In the SED application, features need to be extracted from the raw audio data to a piece of tailored 
information. This is done to distinguish sound events more effectively. A common feature used in recent 
SED studies is mel-log energies (MLE) features that are rich with essential values that contribute to class 
recognition. The methods explored by the previous research works frequently report that using MLE features 
with CNN produce good results [8], [9]. These features significantly support models’ performance [10]. MLE 
features are an extraction process that includes fast Fourier transform (FFT). It separates sound frequency 
within a sound signal. Frequency separation helps in detection as each sound has a specific frequency range. 
The process would increase the feature determination among the sound events. 

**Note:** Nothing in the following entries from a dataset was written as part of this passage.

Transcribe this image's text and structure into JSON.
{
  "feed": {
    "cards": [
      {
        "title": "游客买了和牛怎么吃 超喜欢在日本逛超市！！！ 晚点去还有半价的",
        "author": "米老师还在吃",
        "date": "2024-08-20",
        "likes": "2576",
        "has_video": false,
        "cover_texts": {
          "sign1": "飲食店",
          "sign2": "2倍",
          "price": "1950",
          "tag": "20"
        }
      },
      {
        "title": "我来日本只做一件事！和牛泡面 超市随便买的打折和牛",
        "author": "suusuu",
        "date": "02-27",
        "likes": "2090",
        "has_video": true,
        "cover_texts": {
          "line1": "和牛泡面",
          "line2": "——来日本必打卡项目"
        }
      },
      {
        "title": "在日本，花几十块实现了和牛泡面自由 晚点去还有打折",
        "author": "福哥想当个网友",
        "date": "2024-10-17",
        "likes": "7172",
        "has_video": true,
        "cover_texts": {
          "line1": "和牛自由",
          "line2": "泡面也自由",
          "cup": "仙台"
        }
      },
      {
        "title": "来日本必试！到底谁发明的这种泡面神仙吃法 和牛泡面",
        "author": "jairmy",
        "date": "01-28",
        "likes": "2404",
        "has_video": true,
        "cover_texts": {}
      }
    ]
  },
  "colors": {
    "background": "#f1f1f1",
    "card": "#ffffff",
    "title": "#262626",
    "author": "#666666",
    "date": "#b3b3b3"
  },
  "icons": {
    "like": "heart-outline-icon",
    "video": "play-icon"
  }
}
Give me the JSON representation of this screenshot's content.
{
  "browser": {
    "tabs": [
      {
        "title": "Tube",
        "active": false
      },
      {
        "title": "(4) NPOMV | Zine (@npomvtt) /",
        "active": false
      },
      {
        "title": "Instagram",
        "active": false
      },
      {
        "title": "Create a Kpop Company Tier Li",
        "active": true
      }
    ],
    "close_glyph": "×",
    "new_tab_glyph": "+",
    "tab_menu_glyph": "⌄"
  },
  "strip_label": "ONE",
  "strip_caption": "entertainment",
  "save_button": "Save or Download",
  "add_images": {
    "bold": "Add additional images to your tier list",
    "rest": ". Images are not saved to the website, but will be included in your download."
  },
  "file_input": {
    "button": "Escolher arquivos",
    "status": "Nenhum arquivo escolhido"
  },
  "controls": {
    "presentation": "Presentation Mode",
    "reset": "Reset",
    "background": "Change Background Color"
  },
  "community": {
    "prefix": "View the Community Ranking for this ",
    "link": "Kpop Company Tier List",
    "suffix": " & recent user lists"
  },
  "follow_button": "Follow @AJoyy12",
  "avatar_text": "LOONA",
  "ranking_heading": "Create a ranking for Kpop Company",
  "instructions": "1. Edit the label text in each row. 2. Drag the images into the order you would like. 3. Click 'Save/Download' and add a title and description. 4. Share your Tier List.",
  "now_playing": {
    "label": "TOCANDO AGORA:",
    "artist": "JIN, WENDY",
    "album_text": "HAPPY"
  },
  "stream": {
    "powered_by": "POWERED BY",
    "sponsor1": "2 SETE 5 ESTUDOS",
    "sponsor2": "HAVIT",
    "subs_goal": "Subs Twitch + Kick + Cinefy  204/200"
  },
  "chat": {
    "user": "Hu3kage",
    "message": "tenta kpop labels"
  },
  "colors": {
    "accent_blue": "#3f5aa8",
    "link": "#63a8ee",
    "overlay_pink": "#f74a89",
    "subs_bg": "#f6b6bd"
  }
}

CNN is well known for its excellent detection of images [11], [12]. Therefore, CNN is believed to 
be reliable for SED. CNN uses a large amount of data to work best and overcome challenges such as 
overfitting, exploding gradient, and class imbalance in the training process [10], [13]. One solution created is 
by using data augmentation in an urban environment [14], [15]. However, limited research work has been 
done within the forest environment. The solutions are RF, distance-based [16] and DL methods [11], [12], 
[17], [18]. The overall performance of these solutions is less than 80% accuracy and has a high false alarms 
rate. Many solutions have been established mainly in an urban environment with a hybrid approach such as 
convolution recurrent neural network (CRNN) [19], LSTM-CNN, CNN-support vector machine (SVM) [20]. 
A study using ensemble methods obtained 85% accuracy on urban rare sound event detection [21]. Recent 
works on SED with hybrid approaches using CRNN with ensembles achieved 91% accuracy on the artificial 
and urban datasets [22]. A type of hybrid CNN acts as a feature extractor that improves the feature quality. A 
hybrid method of CNN and RF also has advantages. CNN-RF’s attempts have improved accuracy than earlier 
methods on pattern recognition tasks on PlantCLEF 2019 dataset [23]. RF algorithm depends on good 
features like any other algorithms. Without CNN pre-processing high correlated features may affect 
performance [24]. Hence, the SED field requires more research to be conducted in obtaining the appropriate 
method of SED solution for surveillance in a forest environment. This research, then should act as an 
extension to increase the security performance to stop poachers and illegal activities in the forest. The 
contributions of this study are to provide an alternative solution for SED in the forest environment, to extract 
the most important features from sound events with a suitable method, to introduce an enhanced solution of 
hybrid CNN-RF, to provide post-processing thresholding with a minimum false alarm rate of 10%, to 
evaluate the proposed method using a real dataset and to compare the new solution with other machine 
learning methods. 

This article is organized into several sections. Section 2 presents detailed research method that 
includes the proposed CNN-RF and post-processing thresholds. Section 3 presents the computational results, 
comparisons of custom CNN, pre-built CNN, and the relevant discussions. Finally, in section 4, the 
conclusion and future work are briefly highlighted. 


2. PROPOSED MODEL 

CNN model is used from a pre-trained model that has been proven to deliver performance for image 
recognition and the custom CNN produced by the study. The CNN model is based on the VGG16 
architecture with the pre-trained weights [11], [12]. Many resources are required to optimized weights. Thus, 
the use of the trained weights can reduce training time. The customized CNN model used for feature 
extraction to compare performances of CNN developed from scratch. This is a transfer learning method. 
Figure 1 shows the flow of the process for the CNN-RF model. 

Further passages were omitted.